How much did we know or guess, any of us, of Barley’s feelings towards Katya? In a case so scrupulously monitored and controlled, the question of love received diffident handling.
Wicklow, diligently promiscuous in his own life, was puritanical about Barley’s. Perhaps as a young man he still could not take seriously the notion of an older passion. For Wicklow, Barley was merely infatuated, which he usually was anyway. People of Barley’s age were not in love.
Henziger, who was Barley’s rough contemporary, regarded sex as an unsung perquisite of the secret life, and took it for granted that a square-shooter like Barley would put his body where his duty lay.
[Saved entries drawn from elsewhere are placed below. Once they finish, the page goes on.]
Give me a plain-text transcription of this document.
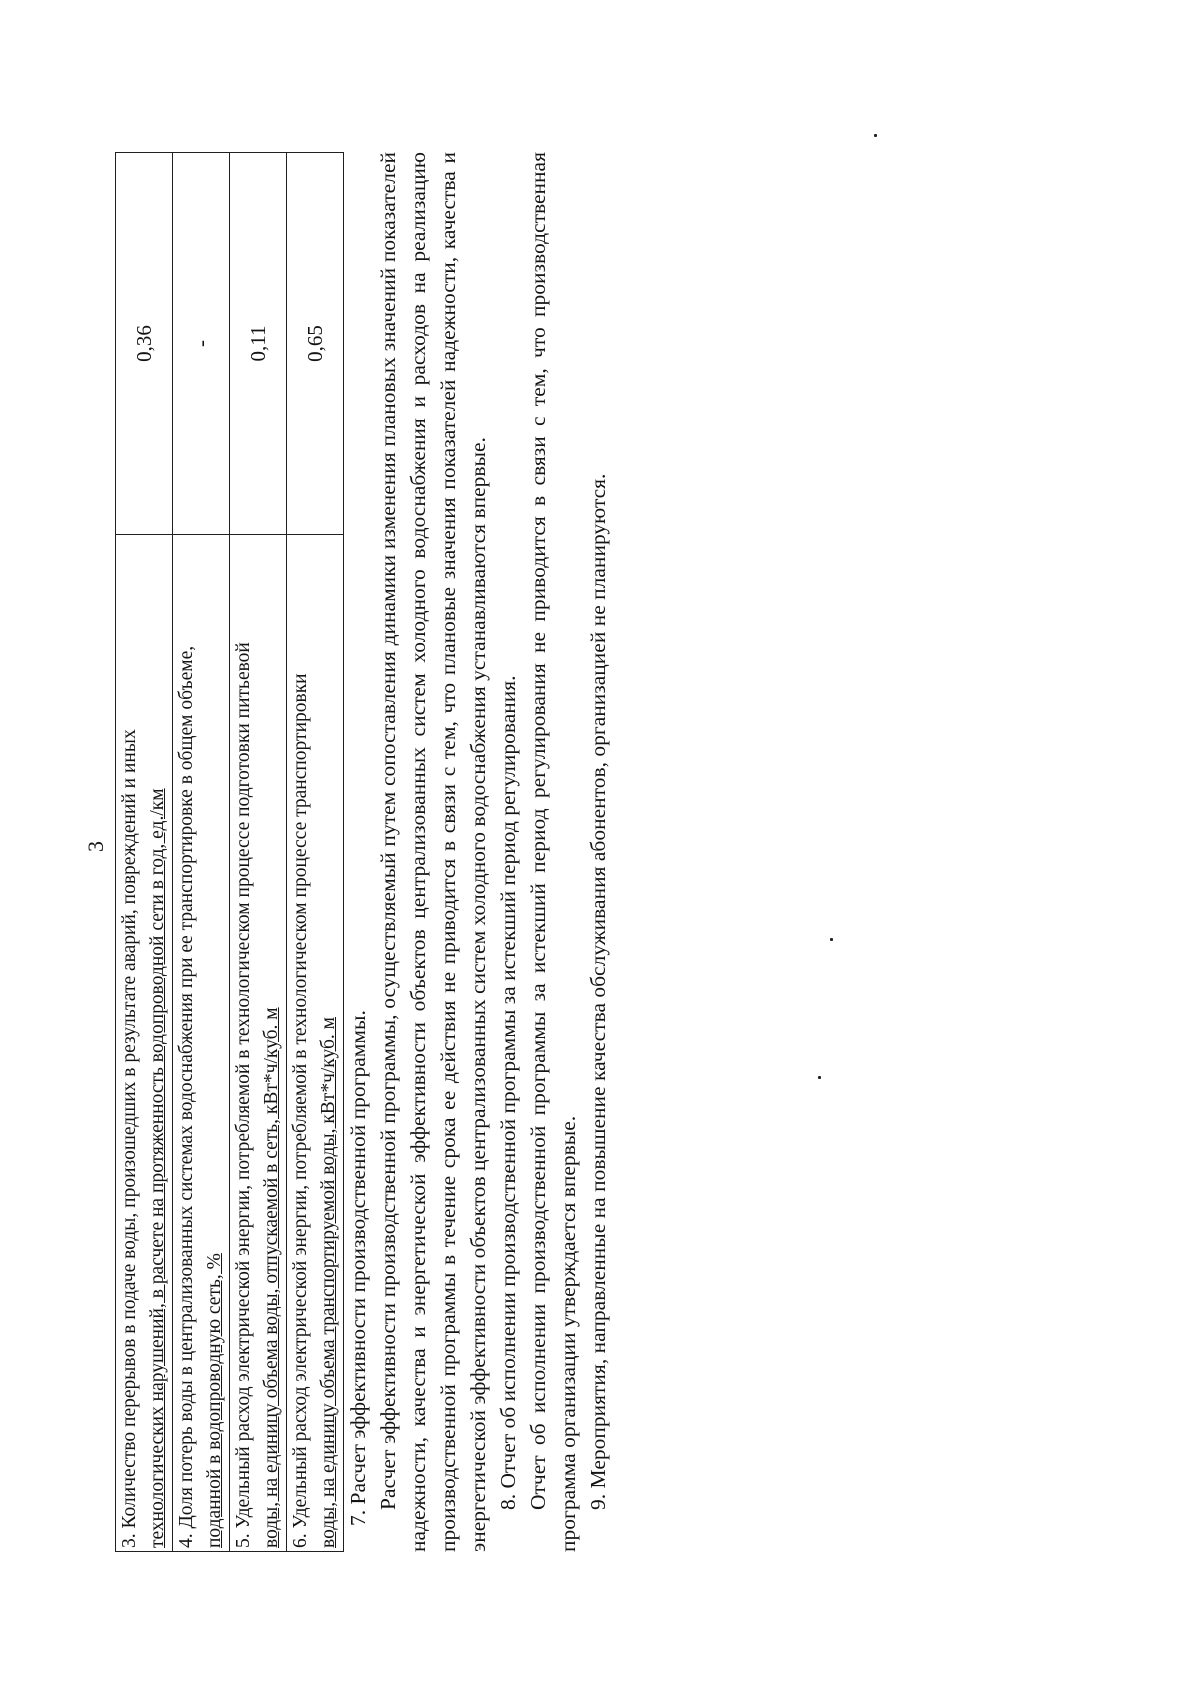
3 3. Количество перерывов в подаче воды, произошедших в результате аварий, повреждений и иных технологических нарушений, в расчете на протяженность водопроводной сети в год, ед./км	0,36
4. Доля потерь воды в централизованных системах водоснабжения при ее транспортировке в общем объеме, поданной в водопроводную сеть, %	-
5. Удельный расход электрической энергии, потребляемой в технологическом процессе подготовки питьевой воды, на единицу объема воды, отпускаемой в сеть, кВт*ч/куб. м	0,11
6. Удельный расход электрической энергии, потребляемой в технологическом процессе транспортировки воды, на единицу объема транспортируемой воды, кВт*ч/куб. м	0,65

7. Расчет эффективности производственной программы. Расчет эффективности производственной программы, осуществляемый путем сопоставления динамики изменения плановых значений показателей надежности, качества и энергетической эффективности объектов централизованных систем холодного водоснабжения и расходов на реализацию производственной программы в течение срока ее действия не приводится в связи с тем, что плановые значения показателей надежности, качества и энергетической эффективности объектов централизованных систем холодного водоснабжения устанавливаются впервые. 8. Отчет об исполнении производственной программы за истекший период регулирования. Отчет об исполнении производственной программы за истекший период регулирования не приводится в связи с тем, что производственная программа организации утверждается впервые. 9. Мероприятия, направленные на повышение качества обслуживания абонентов, организацией не планируются.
Like Wicklow, but for different reasons, he found nothing exceptional in Barley’s tender feelings towards Katya and operationally much to recommend them.
And in London? There was no sharply defined view. On the island Brady had said a mouthful, but Brady’s assault had been repelled and his advice with it.
And Ned? Ned had a wife as soldierly as himself, and as unawakened. Name me a joe in a bad country, Ned liked to say with a rueful smile, who doesn’t fall for a pretty face if she’s on his side against the world.
And Bob, Sheriton and Johnny seem all to have assumed in different ways that Barley’s private life and his appetites generally were of such a seedy complexity that they were best left out of the equation.
And Palfrey, what was old Palfrey thinking – hurrying up to Grosvenor Square in any spare hour and, if he couldn’t make it, phoning Ned to ask, ‘How’s the boy?’